A new breakthrough in the peace talks to end the Bosnian war appeared in sight Thursday night when mediators said President Alija Izetbegovic, head of the Sarajevo government, might agree Friday to the division of the country into 10 mostly autonomous provinces.
If he accepts a map defining these provinces that has been prepared by the mediators, Cyrus R. Vance for the United Nations and Lord Owen for the European Community, he will isolate the Bosnian Serb leader, Radovan Karadzic, leaving him as the only negotiator still opposed to the division.Isolating the Serbs has been a goal of the mediators since they moved the peace talks here from Geneva in February. They hope that enough pressure could then be brought on the Serbs by Russia and the Serbian republic government to force the nationalist forces to accept the map.

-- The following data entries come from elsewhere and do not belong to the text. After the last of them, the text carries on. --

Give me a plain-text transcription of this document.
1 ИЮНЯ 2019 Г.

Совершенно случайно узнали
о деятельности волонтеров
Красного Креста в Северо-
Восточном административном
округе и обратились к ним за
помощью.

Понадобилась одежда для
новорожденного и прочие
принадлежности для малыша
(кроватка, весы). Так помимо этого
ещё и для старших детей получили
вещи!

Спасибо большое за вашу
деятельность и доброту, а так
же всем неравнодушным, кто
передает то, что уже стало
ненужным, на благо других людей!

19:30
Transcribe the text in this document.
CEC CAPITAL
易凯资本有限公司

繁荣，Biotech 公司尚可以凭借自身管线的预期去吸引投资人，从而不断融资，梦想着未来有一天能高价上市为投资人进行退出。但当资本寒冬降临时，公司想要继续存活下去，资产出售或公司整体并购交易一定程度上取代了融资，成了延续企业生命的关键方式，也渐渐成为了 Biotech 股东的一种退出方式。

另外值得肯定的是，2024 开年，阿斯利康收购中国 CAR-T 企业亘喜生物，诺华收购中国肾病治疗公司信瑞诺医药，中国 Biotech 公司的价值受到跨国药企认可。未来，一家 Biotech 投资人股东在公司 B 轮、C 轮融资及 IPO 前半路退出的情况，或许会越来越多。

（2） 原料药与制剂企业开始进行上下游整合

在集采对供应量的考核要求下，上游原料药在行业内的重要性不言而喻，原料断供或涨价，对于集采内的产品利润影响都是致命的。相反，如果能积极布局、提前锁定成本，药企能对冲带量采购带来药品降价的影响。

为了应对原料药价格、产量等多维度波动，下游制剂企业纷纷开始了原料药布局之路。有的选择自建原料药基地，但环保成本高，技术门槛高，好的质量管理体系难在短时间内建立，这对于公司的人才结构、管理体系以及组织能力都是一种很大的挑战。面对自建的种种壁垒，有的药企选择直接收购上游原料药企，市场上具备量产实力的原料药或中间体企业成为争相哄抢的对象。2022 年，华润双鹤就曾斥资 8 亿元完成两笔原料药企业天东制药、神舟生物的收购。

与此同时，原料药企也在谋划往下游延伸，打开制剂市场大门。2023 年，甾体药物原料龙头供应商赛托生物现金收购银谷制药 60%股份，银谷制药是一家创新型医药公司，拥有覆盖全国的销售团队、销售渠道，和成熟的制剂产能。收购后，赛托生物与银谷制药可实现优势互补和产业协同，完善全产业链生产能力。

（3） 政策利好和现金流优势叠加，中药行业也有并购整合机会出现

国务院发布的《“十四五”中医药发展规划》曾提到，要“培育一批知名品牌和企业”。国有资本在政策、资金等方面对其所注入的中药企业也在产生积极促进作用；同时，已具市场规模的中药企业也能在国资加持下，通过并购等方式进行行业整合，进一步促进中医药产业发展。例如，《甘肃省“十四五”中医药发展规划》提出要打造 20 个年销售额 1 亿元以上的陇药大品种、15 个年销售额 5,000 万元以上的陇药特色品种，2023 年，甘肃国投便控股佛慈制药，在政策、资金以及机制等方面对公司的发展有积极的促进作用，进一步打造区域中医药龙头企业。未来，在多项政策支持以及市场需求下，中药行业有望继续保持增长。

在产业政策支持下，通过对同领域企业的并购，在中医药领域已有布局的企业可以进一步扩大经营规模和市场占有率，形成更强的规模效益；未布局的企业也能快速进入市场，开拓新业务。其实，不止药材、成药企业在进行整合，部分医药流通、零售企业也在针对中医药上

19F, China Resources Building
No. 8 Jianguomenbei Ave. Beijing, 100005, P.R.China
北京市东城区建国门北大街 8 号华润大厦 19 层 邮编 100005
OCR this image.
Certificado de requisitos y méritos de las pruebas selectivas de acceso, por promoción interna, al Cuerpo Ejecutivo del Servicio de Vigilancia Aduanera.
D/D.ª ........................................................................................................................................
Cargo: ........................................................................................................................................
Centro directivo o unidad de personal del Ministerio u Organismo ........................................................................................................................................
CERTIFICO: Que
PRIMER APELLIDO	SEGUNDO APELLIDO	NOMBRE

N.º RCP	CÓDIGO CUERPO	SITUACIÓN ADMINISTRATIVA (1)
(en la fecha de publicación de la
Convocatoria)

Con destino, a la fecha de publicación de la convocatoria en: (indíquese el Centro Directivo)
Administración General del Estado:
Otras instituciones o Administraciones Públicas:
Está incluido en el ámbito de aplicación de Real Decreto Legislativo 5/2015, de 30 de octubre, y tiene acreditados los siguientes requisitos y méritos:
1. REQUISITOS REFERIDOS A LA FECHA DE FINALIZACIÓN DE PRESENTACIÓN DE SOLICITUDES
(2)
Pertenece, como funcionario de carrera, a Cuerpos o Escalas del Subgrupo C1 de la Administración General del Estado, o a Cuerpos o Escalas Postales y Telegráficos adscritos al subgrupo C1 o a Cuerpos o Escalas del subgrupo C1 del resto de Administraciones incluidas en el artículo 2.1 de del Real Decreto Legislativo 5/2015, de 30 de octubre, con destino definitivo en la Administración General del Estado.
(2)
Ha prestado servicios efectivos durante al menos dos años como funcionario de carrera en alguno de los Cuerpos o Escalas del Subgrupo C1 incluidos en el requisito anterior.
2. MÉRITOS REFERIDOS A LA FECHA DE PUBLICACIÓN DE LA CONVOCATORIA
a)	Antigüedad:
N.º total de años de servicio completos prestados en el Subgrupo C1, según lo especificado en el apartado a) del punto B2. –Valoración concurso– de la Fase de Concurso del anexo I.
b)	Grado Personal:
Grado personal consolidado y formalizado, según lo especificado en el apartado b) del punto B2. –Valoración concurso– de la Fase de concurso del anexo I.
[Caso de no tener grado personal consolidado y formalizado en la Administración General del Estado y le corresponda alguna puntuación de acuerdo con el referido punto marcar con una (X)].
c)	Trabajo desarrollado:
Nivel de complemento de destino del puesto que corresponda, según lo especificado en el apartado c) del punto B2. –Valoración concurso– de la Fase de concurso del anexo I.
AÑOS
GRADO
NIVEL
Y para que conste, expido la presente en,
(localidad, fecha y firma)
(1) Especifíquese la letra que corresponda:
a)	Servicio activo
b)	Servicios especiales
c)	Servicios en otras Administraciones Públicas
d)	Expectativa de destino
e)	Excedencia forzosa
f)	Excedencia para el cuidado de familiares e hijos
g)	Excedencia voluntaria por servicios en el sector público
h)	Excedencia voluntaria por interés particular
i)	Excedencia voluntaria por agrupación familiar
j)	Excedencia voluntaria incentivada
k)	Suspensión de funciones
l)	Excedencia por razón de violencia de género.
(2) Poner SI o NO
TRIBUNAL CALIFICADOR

"The talks have not collapsed," Vance said after two and a half hours of talks with Izetbegovic. "I'm hopeful."
"We made progress, there's no doubt of that" was Owen's parting comment. "When people look over the brink and see only continuing war, they face up to realities."
Officials involved in the negotiations say they are reasonably confident Izetbegovic will sign the new map before he leaves New York on Friday. This would mean the Muslims would join the Croats in accepting the whole of the Vance-Owen peace plan.
The Serbs have agreed to the basic principles underlying the settlement and proposals for a cease-fire and the disengagement of forces. But Karadzic refused again on Thursday to accept the proposed division of the country, which would reduce the lands that the Serbs control to about 42 percent, from 70 percent, deprive them of the best mines and industrial factories, and leave some 30 percent of all Bosnian Serbs living in land controlled by Muslims or Croats.